The move by HOGL to re-domicile was an attempt to avoid paying taxes in Uganda. This shows how Uganda can potentially lose out and not benefit from its DTAs due to aggressive tax planning, tax avoidance and treaty shopping amongst others means.
There is another case that could pave way for more than a trillion shillings loss in revenue once the oil tap begins to flow.
Earlier last year, Oxfam Uganda undertook a study that revealed that Uganda may lose revenue of up to $400 million (Shs1.5 trillion) in a single oil well (Block EA1) in the Albertine, thanks to the DTA with Netherlands.
The study revealed that a growing number of companies are taking advantage of Uganda’s DTA with the Netherlands to invest in Uganda’s oil sector. This includes companies such as Tullow and TOTAL, which initially invested in Uganda through other countries, but are reported to be re-domiciling the investments in Uganda through Netherlands and (or) Mauritius. This trend is also being embraced by local investors who are reportedly registering their companies through these countries to invest in Uganda.
To cash in on DTA by paying very little taxes or nothing at all, it has emerged that the ownerships of some of the leading multinational companies investing in key and strategic sectors of the economy hasn’t only gotten a little complicated but are also linked to a tax haven jurisdiction.
For example, the OXFAM report discloses that one of the three upstream partners heavily involved in exploitation of the country’s oil resource has its parent company in a tax treaty country.
According to the report, both TOTAL and Tullow own their petroleum rights in Uganda through subsidiaries based in the Netherlands.
Before selling its stake, Tullow Oil Plc was a tax resident of the United Kingdom. In Uganda, it owned the rights to its assets here through Tullow Overseas Holdings B.V. The report further found out that TOTAL SA owns its rights through TOTAL E&P Uganda B.V. (Netherlands).
China National Offshore Oil Corporation (CNOOC), the new oil upstream partner owns their Ugandan petroleum rights through the British Virgin Islands, a notable tax haven.
The two–Total E&P Uganda is partnering with CNOOC Uganda Limited, an overseas branch of CNOOC Limited in the development of Uganda’s oil resources in the Lake Albert region.
CNOOC became a major player in the year 2012 when Tullow Oil farmed-down an agreement with oil two oil companies–Total E&P Uganda and CNOOC Uganda Limited in which they each acquired interest in the Lake Albert Exploration Areas 1, 1A-Lyec, 2 and 3-Kingfisher before Tullow completely gave way. Together, the partners will soon move into the Development phase of the oil resources.
Corporate tax evasion
A study by SEATINI-Uganda and Action Aid on DTA and corporate tax evasion and avoidance in Uganda indicates that it is no longer uncommon to find capital exporting countries pressurising Low Developing Countries (LDCs) in exchange for FDI, for a favourable tax dispensation which will give the investors reasonable income and the capital exporting countries the right to tax their profits.

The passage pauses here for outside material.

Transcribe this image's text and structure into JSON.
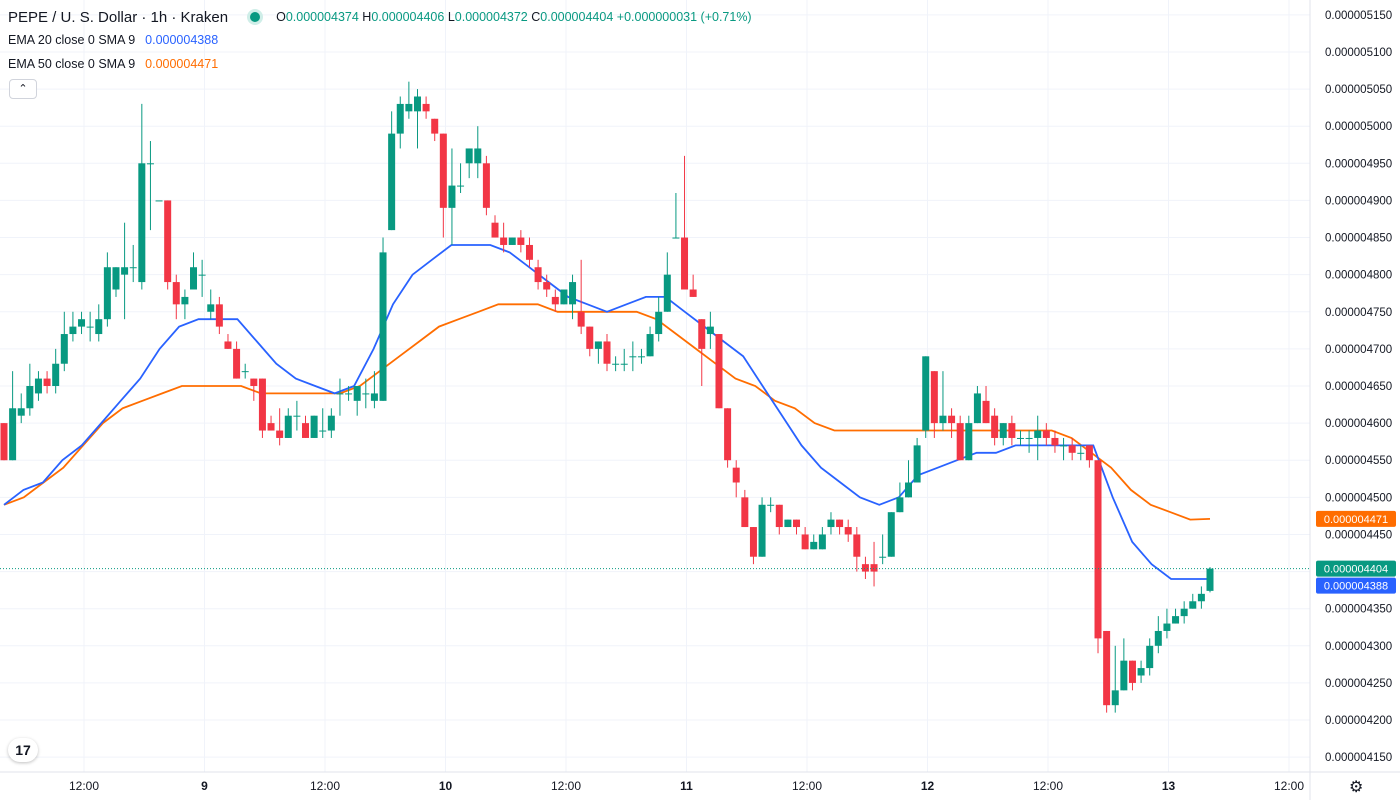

The same study further noted that developing countries such as Uganda tend to compete for this FDI from the capital exporting countries, making generous offers of tax incentives. This according to Ms Nakku means developing countries such as Uganda forfeit potential tax revenue. Yet studies including one done by the World Bank revealed that tax incentives are not necessarily what attracts FDI.
“A country does not need tax incentives to invest in another country as there are so many factors which can influence its decision to do so, for example, the location of the country, availability of cheap labour and raw materials, amongst others,” SEATINI-Uganda and Action Aid International report reads in part.